Gray Hair Cure? Gray Hair Treatment Discovered

Gray hair cure? “The cure for gray hair is coming,” according to a new study.
Gray Hair Cure? Gray Hair Treatment Discovered
Gray hair cure? Researchers may have found one. Here, Actress Helen Mirren holds her Best Actress award during The Laurence Olivier Awards at the Royal Opera House on April 28, 2013 in London, England. (Ben A. Pruchnie/Getty Images)
Zachary Stieber
5/6/2013
Updated:
7/18/2015

Gray hair cure? “The cure for gray hair is coming,” according to a new study.

A team of European researchers declare that the need to dye gray hair “will be a thing of the past,” according to a press release.

In a new report published in The FASEB Journal, the researchers found that grey hair is caused by stress which causes a “massive accumulation of hydrogen peroxide,” which in effect causes hair to bleach itself from the inside out. 

The problem can be fixed with a treatment developed as a topical compound that was created to treat a skin condition caused vitiligo. 

“To date, it is beyond any doubt that the sudden loss of the inherited skin and localized hair color can affect those individuals in many fundamental ways,” said Karin U. Schallreuter, M.D., study author from the Institute for Pigmentary Disorders in association with E.M. Arndt University of Greifswald, Germany and the Centre for Skin Sciences, School of Life Sciences at the University of Bradford, United Kingdom. “The improvement of quality of life after total and even partial successful repigmentation has been documented.”

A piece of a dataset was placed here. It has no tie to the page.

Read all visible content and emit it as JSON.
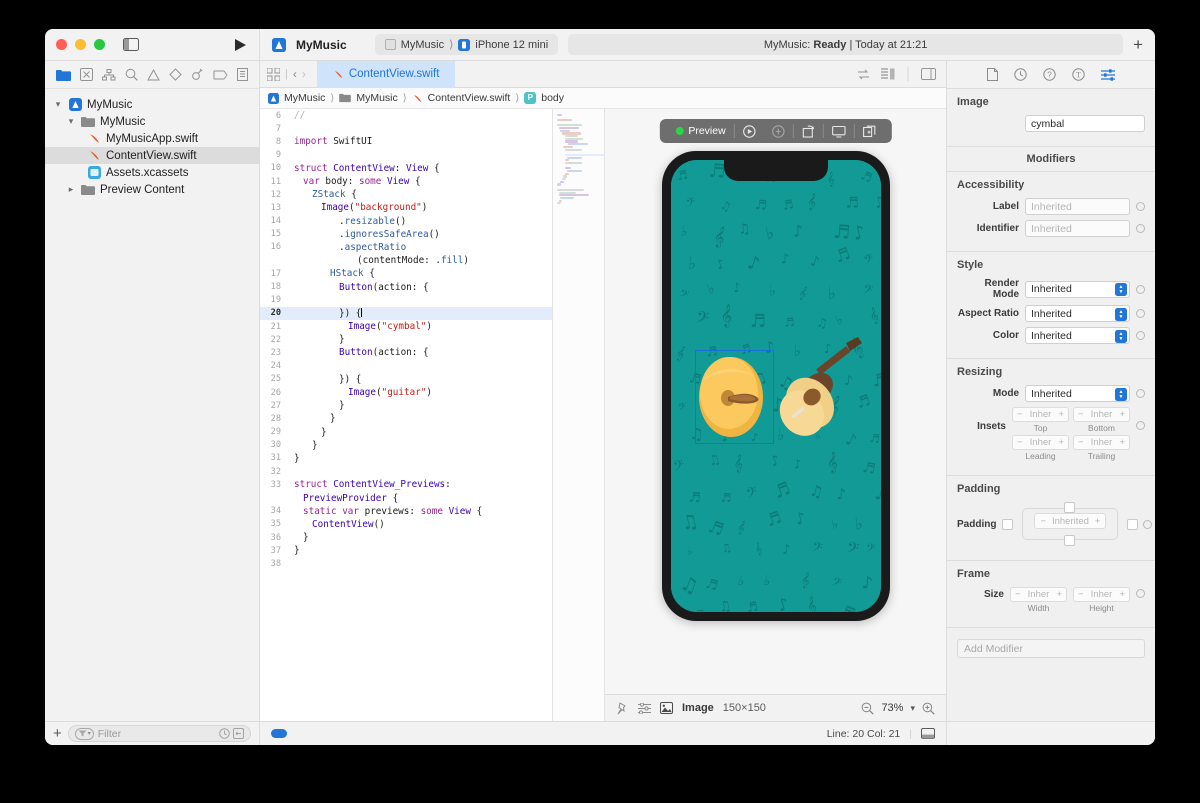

Schallreuter and colleagues analayzed a group of 2,411 patients with vitiligo, a skin condition that causes a loss of brown color (pigment) from the skin, leaving white patches. 

Because the researchers were able to treat vitiligo patients with a cream that reduced the amount of hydrogen peroxide in the skin, they are saying that the same type of treatment could be used to treat gray hair.

“For generations, numerous remedies have been concocted to hide gray hair,” said Gerald Weissmann, M.D., Editor-in-Chief of The FASEB Journal, “but now, for the first time, an actual treatment that gets to the root of the problem has been developed. While this is exciting news, what’s even more exciting is that this also works for vitiligo. This condition, while technically cosmetic, can have serious socio-emotional effects of people. Developing an effective treatment for this condition has the potential to radically improve many people’s lives.”